Fairbank laughs while remembering the first time he saw Eck’s name on the Monarch roster. That was one name he didn’t have to ask how to pronounce.
He will miss announcing, too
Fairbank knows the first football game next fall will be hard because … well, he loves announcing, and he loves the Monarchs.
But for now, he is enjoying reminiscing.
He talked about the Monarchs’ three state championship basketball teams he got to announce at home games and follow all the way to state, about the standout football players who have played for the Monarchs, such as TJ Gottschalk, who went on to play NCAA Division I ball at Wyoming.
“Now, TJ has daughters playing basketball here,” Fairbank said. “Seeing that is pretty cool.”
Fairbank enjoyed getting the crowd excited when a player made a 3-point basket.
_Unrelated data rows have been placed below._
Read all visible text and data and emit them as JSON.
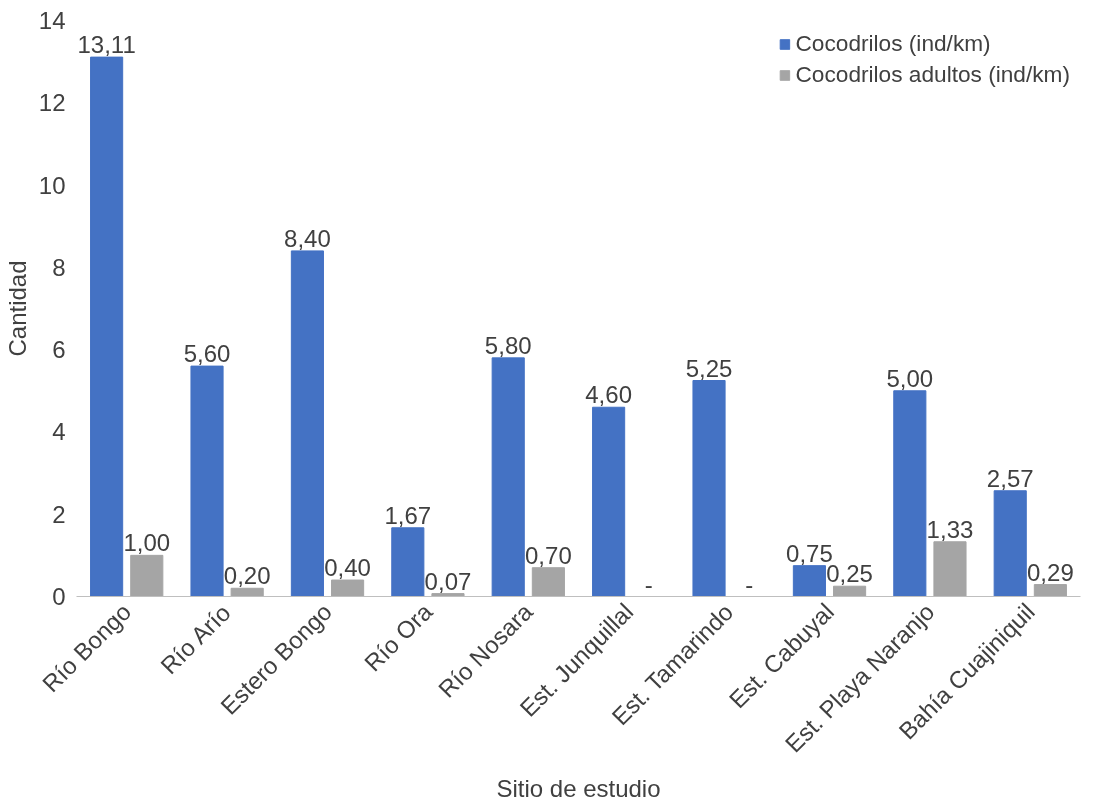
{
  "chart_data": {
    "type": "bar",
    "xlabel": "Sitio de estudio",
    "ylabel": "Cantidad",
    "categories": [
      "Río Bongo",
      "Río Arío",
      "Estero Bongo",
      "Río Ora",
      "Río Nosara",
      "Est. Junquillal",
      "Est. Tamarindo",
      "Est. Cabuyal",
      "Est. Playa Naranjo",
      "Bahía Cuajiniquil"
    ],
    "series": [
      {
        "name": "Cocodrilos (ind/km)",
        "color": "#4472c4",
        "values": [
          13.11,
          5.6,
          8.4,
          1.67,
          5.8,
          4.6,
          5.25,
          0.75,
          5.0,
          2.57
        ],
        "value_labels": [
          "13,11",
          "5,60",
          "8,40",
          "1,67",
          "5,80",
          "4,60",
          "5,25",
          "0,75",
          "5,00",
          "2,57"
        ]
      },
      {
        "name": "Cocodrilos adultos (ind/km)",
        "color": "#a5a5a5",
        "values": [
          1.0,
          0.2,
          0.4,
          0.07,
          0.7,
          null,
          null,
          0.25,
          1.33,
          0.29
        ],
        "value_labels": [
          "1,00",
          "0,20",
          "0,40",
          "0,07",
          "0,70",
          "-",
          "-",
          "0,25",
          "1,33",
          "0,29"
        ]
      }
    ],
    "ylim": [
      0,
      14
    ],
    "yticks": [
      0,
      2,
      4,
      6,
      8,
      10,
      12,
      14
    ],
    "legend": "top right"
  }
}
He particularly liked announcing players who had reached the 1,000-point milestone in basketball. He sometimes even gave a player a moniker, such as “Downtown Tom Diehl,” a prolific 3-point shooter for the Monarch basketball team in the late 1990s.
He often added adjectives to describe plays or to enhance a call, such as “picking the pig” for an interception or “a whole congregation of Monarchs” for a group tackle.
Most of all, he thought it was important to recognize as many players as possible so their families could hear their names.
There is still a possibility for this year’s boys’ and girls’ teams to host a first-round game of sub-state next week, but they will be on different nights. And it’s not quite the same as calling a doubleheader.
“I’ll definitely miss all this, but they’re not going to get rid of me that easily,” he said. “I’ll still come to games and watch as a fan.”
But will you miss calling the games?
“Oh, yes! It will be hard sitting in the stands,” he said with a laugh. “I’ll have to sit somewhere besides behind the scorer’s table.”